State of Troubles
PRESIDENT BUSH offered the usual assurances last night about the healthy state of the union, but the state of his presidency has never been worse. He faces a Democratic majority in both chambers of Congress and a public increasingly unhappy about the war in Iraq and disenchanted with his leadership. By the time he delivers next year's State of the Union address, the primaries will be underway, and Mr. Bush's relevance will be fading. If he is to have a final chance to shape policy, this is it.
For that reason, Mr. Bush was probably right to save discussion of foreign policy for the second half of last night's speech. At this point, there isn't much he can do to convince skeptics in Congress or the public about the correctness of his approach in Iraq; the time to craft a policy with more public support and bipartisan agreement passed with Mr. Bush's speech two weeks ago. Mr. Bush's goal last night was not so much to argue anew for the troop increase but to drive home the point that the "consequences of failure would be grievous and far reaching." On this, Mr. Bush is assuredly correct.
There are more opportunities for bipartisan cooperation domestically, but here what was most significant -- and disappointing -- was what Mr. Bush left off his agenda. Once again, he did not offer a sustained and broad-scale effort to address climate change, instead choosing to treat progress on the issue as just a fortuitous byproduct of his effort to cut gasoline consumption. Similarly, Mr. Bush -- having tried and failed to reform Social Security, having promised a commission on entitlements in last year's State of the Union that he never managed to convene -- referred only briefly, and without specifics, to the need to tackle the coming explosion in entitlement spending.
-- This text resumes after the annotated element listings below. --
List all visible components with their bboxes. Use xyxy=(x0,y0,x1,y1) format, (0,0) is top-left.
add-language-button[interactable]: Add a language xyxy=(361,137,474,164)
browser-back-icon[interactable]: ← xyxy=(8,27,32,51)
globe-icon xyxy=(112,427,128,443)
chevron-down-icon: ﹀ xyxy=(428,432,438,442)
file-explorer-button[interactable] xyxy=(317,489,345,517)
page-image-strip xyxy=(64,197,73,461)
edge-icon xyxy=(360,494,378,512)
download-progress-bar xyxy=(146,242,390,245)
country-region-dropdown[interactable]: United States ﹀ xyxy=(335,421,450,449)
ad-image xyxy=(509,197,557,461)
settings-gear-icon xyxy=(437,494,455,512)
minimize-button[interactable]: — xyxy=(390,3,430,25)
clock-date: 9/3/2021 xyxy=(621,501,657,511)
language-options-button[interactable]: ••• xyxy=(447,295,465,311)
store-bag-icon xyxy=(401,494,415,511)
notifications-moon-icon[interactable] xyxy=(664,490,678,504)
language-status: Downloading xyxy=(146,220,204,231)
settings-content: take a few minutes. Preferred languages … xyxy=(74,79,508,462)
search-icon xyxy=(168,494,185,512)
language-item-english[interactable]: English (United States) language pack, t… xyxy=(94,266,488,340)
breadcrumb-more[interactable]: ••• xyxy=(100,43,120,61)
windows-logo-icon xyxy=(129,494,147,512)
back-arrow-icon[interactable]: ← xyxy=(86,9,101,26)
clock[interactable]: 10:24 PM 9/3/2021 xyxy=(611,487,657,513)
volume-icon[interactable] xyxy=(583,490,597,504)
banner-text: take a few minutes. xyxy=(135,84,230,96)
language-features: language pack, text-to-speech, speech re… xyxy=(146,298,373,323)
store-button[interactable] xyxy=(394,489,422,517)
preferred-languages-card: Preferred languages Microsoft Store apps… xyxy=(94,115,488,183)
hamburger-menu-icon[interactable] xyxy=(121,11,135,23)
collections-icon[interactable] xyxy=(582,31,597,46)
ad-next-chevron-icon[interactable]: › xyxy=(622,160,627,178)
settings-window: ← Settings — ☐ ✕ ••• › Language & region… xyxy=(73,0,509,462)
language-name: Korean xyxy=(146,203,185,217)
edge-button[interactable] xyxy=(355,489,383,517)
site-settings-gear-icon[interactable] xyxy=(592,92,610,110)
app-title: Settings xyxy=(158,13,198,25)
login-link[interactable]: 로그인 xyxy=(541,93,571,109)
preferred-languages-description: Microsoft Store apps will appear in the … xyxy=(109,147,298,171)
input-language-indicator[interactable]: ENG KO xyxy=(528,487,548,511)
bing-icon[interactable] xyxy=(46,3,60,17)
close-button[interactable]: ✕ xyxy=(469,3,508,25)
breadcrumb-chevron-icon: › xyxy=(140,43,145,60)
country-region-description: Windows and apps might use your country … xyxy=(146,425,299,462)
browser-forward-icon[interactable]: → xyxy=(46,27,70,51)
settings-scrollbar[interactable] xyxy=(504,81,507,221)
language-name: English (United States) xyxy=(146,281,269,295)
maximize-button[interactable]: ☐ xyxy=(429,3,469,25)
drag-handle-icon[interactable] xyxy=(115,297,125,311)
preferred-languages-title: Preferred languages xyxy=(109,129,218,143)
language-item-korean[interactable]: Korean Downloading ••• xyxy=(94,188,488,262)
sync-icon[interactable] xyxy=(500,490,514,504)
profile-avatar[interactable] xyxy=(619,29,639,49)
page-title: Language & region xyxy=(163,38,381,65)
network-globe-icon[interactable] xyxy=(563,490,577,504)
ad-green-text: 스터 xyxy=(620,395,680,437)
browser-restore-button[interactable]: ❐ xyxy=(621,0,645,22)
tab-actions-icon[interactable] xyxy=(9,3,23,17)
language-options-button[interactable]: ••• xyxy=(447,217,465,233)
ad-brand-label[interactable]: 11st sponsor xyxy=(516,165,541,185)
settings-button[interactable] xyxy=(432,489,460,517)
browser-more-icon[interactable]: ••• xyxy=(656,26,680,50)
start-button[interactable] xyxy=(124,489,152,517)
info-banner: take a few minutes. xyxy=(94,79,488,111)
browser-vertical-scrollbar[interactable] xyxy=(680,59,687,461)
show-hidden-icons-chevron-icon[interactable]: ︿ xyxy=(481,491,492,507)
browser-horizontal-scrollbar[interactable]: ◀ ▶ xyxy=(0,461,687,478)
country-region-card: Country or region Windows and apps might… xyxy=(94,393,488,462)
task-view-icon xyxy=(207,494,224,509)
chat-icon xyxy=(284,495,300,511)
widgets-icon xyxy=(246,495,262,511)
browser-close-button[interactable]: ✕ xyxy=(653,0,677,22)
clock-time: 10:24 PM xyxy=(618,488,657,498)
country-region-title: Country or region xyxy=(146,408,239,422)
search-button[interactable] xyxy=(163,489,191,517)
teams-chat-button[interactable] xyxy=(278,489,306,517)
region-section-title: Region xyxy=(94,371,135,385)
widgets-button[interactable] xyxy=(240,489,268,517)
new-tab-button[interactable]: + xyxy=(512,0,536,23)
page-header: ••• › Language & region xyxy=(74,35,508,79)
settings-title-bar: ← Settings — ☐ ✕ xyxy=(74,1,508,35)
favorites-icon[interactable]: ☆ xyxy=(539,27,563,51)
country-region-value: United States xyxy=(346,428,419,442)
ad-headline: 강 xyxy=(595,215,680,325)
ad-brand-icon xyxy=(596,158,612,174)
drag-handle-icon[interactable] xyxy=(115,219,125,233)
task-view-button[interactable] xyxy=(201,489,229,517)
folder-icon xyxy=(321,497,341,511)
And at a time when the country could benefit from a serious discussion of the importance of free trade and the parallel need to mitigate the disruptions of globalization, Mr. Bush referred just glancingly to trade.
Mr. Bush concentrated his pitch on four domestic areas: energy, health care, immigration reform and reauthorization of his signature education measure, the No Child Left Behind Act. He called for reducing gasoline consumption by 20 percent in the next decade, in part by adopting new fuel economy standards but mostly through increased reliance on alternative fuels. These initiatives are attractive, but it's not clear that the president's ambitious plan -- he'd increase alternative fuel use from the current 4 billion gallons per year to 35 billion by 2017 -- is feasible.
On health care, Mr. Bush would cap the currently unlimited tax deduction for employer-sponsored health insurance; he'd replace that with a standard deduction -- $15,000 for a family policy -- available for all insurance, whether offered by employers or bought privately. This would improve progressivity and fairness, and help contain health-care costs. As written, the proposal has flaws, but those can be addressed -- if Democrats are willing to do more than hurl criticism.
"Our citizens don't much care which side of the aisle we sit on -- as long as we are willing to cross that aisle when there is work to be done," Mr. Bush said last night. He missed key opportunities to put forward areas for such cooperation -- and in the past six years, he's done much to persuade Democrats that they have little to gain from partnership. Nonetheless, in the new political order that will dominate the final two years of the Bush presidency, it may be in the Democrats' interest as well as the nation's to seek bipartisan accomplishment. On energy, health care, education and immigration, Mr. Bush last night offered at least a reasonable basis for further discussion. Congress should engage, not reflexively dismiss.